Due to the nature of our study, there are certain limitations to the interpretation of our results. Our review discusses the available English-language published literature, and does not capture studies that have been exclusively published in other languages. Thus, our findings might reflect the stewardship practices of the English-speaking world more heavily. However, considering the geographical diversity in the included studies, our findings are likely generalizable (on an international scale). In addition, we conducted our literature search through peer-reviewed journal articles indexed in two databases, excluding other databases. Other program descriptions and practices existing outside of peer-reviewed journal articles (e.g., grey literature or book chapters) were not included in this review; these bodies of literature are unlikely to include evaluations of antimicrobial stewardship interventions and were deemed outside of this study’s scope. However, the exclusion of grey literature from this review may limit our understanding of global trends due to the lack of published evaluation of such medical curricula. Finally, our review focused entirely on medical prescribers at the trainee level, and therefore the role of other health care professionals in antimicrobial stewardship practices was not included. These allied health professionals play a significant role in antimicrobial stewardship, particularly in jurisdictions where autonomous prescribing capabilities are authorized. However, comparing medical training with other health professional fields, and evaluating stewardship training in each profession’s curricula, are difficult to compare due to their vastly different structure and outside this study’s scope.

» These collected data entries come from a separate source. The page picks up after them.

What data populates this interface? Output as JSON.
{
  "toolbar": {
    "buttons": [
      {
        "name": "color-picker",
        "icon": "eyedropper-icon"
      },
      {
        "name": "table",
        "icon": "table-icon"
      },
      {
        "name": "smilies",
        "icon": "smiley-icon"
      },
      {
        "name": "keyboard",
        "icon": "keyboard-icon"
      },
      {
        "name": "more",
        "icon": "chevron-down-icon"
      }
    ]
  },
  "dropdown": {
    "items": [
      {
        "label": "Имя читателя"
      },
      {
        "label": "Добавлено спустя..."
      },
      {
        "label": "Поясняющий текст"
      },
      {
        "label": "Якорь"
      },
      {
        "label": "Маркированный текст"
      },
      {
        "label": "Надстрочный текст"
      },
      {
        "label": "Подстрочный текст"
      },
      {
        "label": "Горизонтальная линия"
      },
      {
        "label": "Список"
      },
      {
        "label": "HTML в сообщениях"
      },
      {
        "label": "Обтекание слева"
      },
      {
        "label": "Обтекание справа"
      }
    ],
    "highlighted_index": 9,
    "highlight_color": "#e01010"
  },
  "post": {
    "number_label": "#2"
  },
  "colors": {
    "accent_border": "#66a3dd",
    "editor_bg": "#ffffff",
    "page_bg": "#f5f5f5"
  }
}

Although our understanding of the scope of antimicrobial resistance has progressed, our understanding of which educational approaches to antimicrobial stewardship are effective has not. As physicians strive towards evidence-informed education, we need an evidence base that captures the impact of such programs on trainees’ prescribing behaviour after graduation. Currently, there are no best practice or national guidelines for teaching antimicrobial stewardship in undergraduate and postgraduate medical education. However, our study demonstrates that medical schools worldwide are supporting multitudinous antimicrobial stewardship interventions. It is possible that many intervention designs result in the desired outcome, simply by trainees’ attention to this area of interest. If so, there is an opportunity to optimize learning outcomes and intervention efficiency. Yet if such gains are short-lived and not habit forming, we must return to the drawing board to once again target prescribing habits in a new manner. Are we wasting resources and supporting ineffective interventions that are not cost-effective? Are we wasting time and trusting that these interventions will lead to a future culture of stewardship? Further rigorous evaluation of existing programs that capture Kirkpatrick Levels 3 and 4 are necessary to answer these questions, and thereby encourage additional medical education programs to incorporate such practices into their curricula. In order to foster a culture of stewardship amongst our trainees, we must develop and assess proficient educational interventions.

Conflict of Interest

The authors declare that they have no conflict of interest.